Annual reports — 10-Ks in financial parlance — are pretty boring documents, but they can provide some valuable insight into companies.
Tesla’s annual report for 2016 is interesting from the get-go because the company no longer describes itself as primarily a carmaker, due to its acquisition last year of SolarCity, a $2-billion-plus deal.
“We design, develop, manufacture and sell high-performance fully electric vehicles, and energy storage systems, as well as install, operate and maintain solar and energy storage products,” the report reads.
“We are the world’s only vertically integrated energy company, offering end-to-end clean energy products, including generation, storage and consumption,” it continues.
“We have established a global network of vehicle stores, service centers and Supercharger stations to accelerate the widespread adoption of our products. Our vehicles, engineering expertise across multiple products and systems, intense focus to accelerate the world’s transition to sustainable transport, and business model differentiates us from other manufacturers.”
That’s the macro overview of what Tesla is all about.
Now let’s take a look at what this all means financially, by touring the balance sheet.
As you can see, there have been major changes since 2015. There’s about $3 billion more in cash on hand, which is pretty impressive for an epically cash-burning company like Tesla. But there’s also a massive uptick in “Solar energy systems, leased and to be leased” — a $6-billion addition to the balance sheet, all attributable to absorbing SolarCity, which leases panels to customers and held the value of those assets on its own balance sheet.
Tesla expects to spend pretty much all its cash to launch its Model 3 later this year, necessitating a recent capital raise of more than a billion to keep the cash situation where the company likes it.

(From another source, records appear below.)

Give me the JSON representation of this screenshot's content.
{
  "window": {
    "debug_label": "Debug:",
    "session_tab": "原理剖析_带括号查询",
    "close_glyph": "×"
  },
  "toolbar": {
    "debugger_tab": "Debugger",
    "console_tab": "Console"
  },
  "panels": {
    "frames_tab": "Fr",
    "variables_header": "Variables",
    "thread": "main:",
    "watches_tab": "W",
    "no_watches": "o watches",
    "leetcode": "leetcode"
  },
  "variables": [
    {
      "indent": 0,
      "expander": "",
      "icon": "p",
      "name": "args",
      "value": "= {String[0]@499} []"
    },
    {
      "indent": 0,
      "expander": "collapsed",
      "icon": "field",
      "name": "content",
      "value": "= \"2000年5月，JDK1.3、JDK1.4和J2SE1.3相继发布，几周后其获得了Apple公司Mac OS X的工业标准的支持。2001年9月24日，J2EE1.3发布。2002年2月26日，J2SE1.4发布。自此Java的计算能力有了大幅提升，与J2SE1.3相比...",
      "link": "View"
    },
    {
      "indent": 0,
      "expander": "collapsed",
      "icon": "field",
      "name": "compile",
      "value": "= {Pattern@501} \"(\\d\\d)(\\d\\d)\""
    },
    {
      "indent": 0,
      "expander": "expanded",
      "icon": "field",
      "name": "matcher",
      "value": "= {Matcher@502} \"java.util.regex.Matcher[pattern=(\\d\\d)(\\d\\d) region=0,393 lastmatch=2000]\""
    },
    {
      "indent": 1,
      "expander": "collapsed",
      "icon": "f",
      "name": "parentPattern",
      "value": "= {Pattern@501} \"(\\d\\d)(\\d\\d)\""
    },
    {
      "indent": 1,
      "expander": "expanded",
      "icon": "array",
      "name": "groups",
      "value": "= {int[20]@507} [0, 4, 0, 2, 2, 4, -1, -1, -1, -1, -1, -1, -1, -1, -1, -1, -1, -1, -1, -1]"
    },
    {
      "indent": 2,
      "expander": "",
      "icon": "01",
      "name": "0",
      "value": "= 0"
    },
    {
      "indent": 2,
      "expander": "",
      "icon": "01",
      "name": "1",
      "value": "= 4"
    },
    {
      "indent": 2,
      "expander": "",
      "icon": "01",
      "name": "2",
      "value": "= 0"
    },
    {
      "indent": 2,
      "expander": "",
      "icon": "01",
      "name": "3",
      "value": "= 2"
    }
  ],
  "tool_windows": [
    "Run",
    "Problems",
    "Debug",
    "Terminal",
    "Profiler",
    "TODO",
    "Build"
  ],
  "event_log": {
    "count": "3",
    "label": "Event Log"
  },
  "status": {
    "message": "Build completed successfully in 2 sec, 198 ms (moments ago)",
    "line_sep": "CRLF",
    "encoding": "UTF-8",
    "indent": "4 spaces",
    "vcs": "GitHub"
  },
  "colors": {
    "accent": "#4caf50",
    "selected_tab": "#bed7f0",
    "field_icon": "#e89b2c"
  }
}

But the big new piece on the assets front, helping Tesla’s assets to more than double from 2015 to 2016, came as a result of SolarCity.

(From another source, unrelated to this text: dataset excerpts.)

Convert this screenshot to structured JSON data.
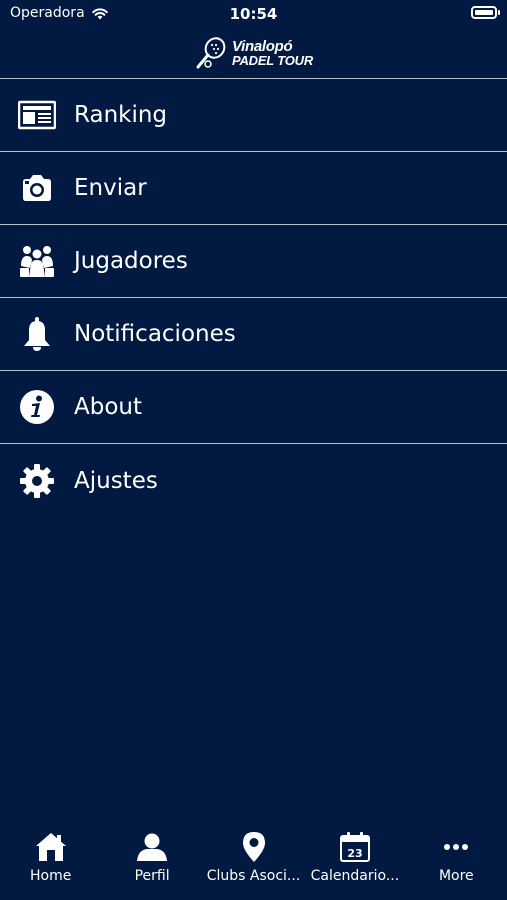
{
  "status_bar": {
    "carrier": "Operadora",
    "time": "10:54"
  },
  "header": {
    "logo_line1": "Vinalopó",
    "logo_line2": "PADEL TOUR"
  },
  "menu": [
    {
      "label": "Ranking",
      "icon": "newspaper-icon"
    },
    {
      "label": "Enviar",
      "icon": "camera-icon"
    },
    {
      "label": "Jugadores",
      "icon": "players-icon"
    },
    {
      "label": "Notificaciones",
      "icon": "bell-icon"
    },
    {
      "label": "About",
      "icon": "info-icon"
    },
    {
      "label": "Ajustes",
      "icon": "gear-icon"
    }
  ],
  "tab_bar": [
    {
      "label": "Home",
      "icon": "home-icon"
    },
    {
      "label": "Perfil",
      "icon": "profile-icon"
    },
    {
      "label": "Clubs Asoci...",
      "icon": "location-pin-icon"
    },
    {
      "label": "Calendario...",
      "icon": "calendar-icon"
    },
    {
      "label": "More",
      "icon": "more-icon"
    }
  ],
  "calendar_day": "23",
  "colors": {
    "background": "#021941",
    "divider": "#b8c0cc",
    "text": "#ffffff"
  }
}
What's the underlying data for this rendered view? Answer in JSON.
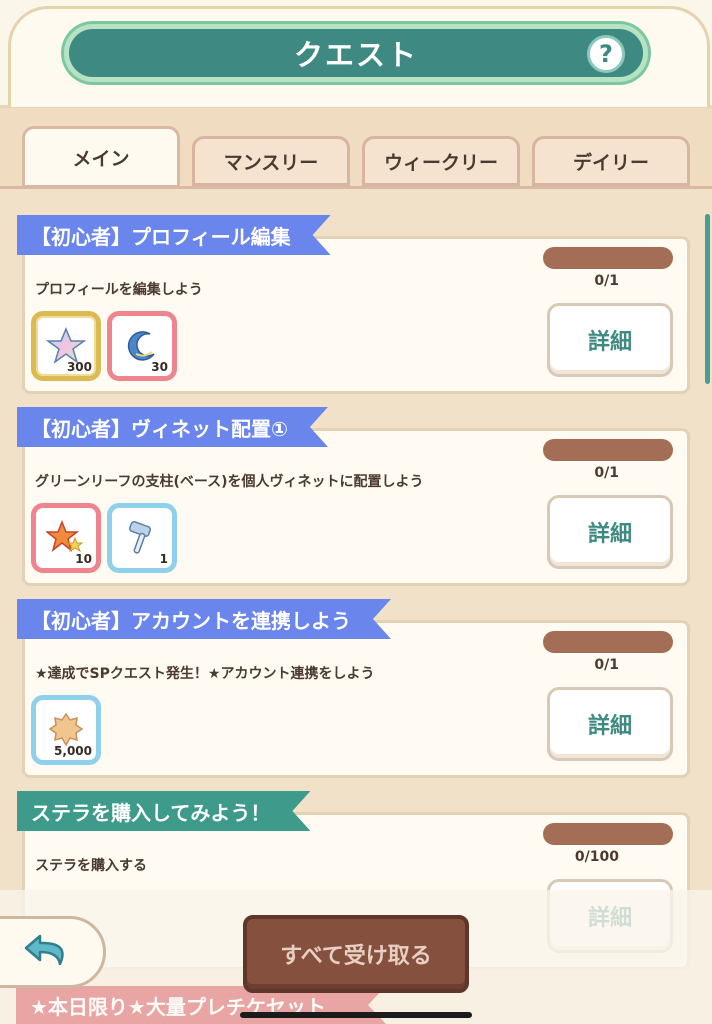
{
  "header": {
    "title": "クエスト",
    "help_label": "?"
  },
  "tabs": [
    {
      "label": "メイン",
      "active": true
    },
    {
      "label": "マンスリー",
      "active": false
    },
    {
      "label": "ウィークリー",
      "active": false
    },
    {
      "label": "デイリー",
      "active": false
    }
  ],
  "quests": [
    {
      "title": "【初心者】プロフィール編集",
      "ribbon_color": "#6a85ec",
      "description": "プロフィールを編集しよう",
      "progress": "0/1",
      "detail_label": "詳細",
      "rewards": [
        {
          "icon": "star-crystal-icon",
          "qty": "300",
          "frame": "gold"
        },
        {
          "icon": "moon-icon",
          "qty": "30",
          "frame": "pink"
        }
      ]
    },
    {
      "title": "【初心者】ヴィネット配置①",
      "ribbon_color": "#6a85ec",
      "description": "グリーンリーフの支柱(ベース)を個人ヴィネットに配置しよう",
      "progress": "0/1",
      "detail_label": "詳細",
      "rewards": [
        {
          "icon": "double-star-icon",
          "qty": "10",
          "frame": "pink"
        },
        {
          "icon": "hammer-icon",
          "qty": "1",
          "frame": "blue"
        }
      ]
    },
    {
      "title": "【初心者】アカウントを連携しよう",
      "ribbon_color": "#6a85ec",
      "description": "★達成でSPクエスト発生！★アカウント連携をしよう",
      "progress": "0/1",
      "detail_label": "詳細",
      "rewards": [
        {
          "icon": "coin-icon",
          "qty": "5,000",
          "frame": "blue"
        }
      ]
    },
    {
      "title": "ステラを購入してみよう！",
      "ribbon_color": "#3e9a8a",
      "description": "ステラを購入する",
      "progress": "0/100",
      "detail_label": "詳細",
      "rewards": []
    }
  ],
  "next_quest_title": "★本日限り★大量プレチケセット",
  "footer": {
    "collect_all_label": "すべて受け取る",
    "back_icon": "back-arrow-icon"
  }
}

The thing to zero in on here is the increase in long-term debt — mostly the SolarCity debt, more than $3 billion. Tesla has also issued new convertible debt as part of its most recent capital raise, and the company has previously issued convertible debt coming due next year. Compared with 2015, the 2016 balance sheet is far more debt-laden.
Finally, losing money
Tesla lost less in 2016 than it did in 2015, but it still lost a lot. Compared with 2014, it lost hugely more. But it also brought in far more revenue.
What’s the takeaway?
The positive about Tesla, the newly vertically integrated company that mostly loses money selling electric cars and has done something daring by merging with SolarCity, is that the firm has a cash position that it would have envied in its past. That sets it up to successfully launch the Model 3 later this year — a $35,000 mass-market car that already has almost 400,000 pre-orders.
The negative is the additional debt — placed against Tesla available cash, the SolarCity debt pretty much zeroes the situation out — and perhaps the SolarCity assets that now have to be accounted for. Tesla is now managing billions in what look to me like illiquid leased solar panels and long-term debt, while preparing to blow through billions in cash.
The losses are actually neutral. Nobody expects Tesla to show consistent profits until 2018 at the earliest, once the revenue for the Model 3 begins to roll in.
Obviously, the SolarCity acquisition has had the biggest impact on Tesla’s balance sheet — and transformed Tesla into a different type of company. In 2017, the challenge will be getting the Model 3 off the assembly line and into customers’ driveways.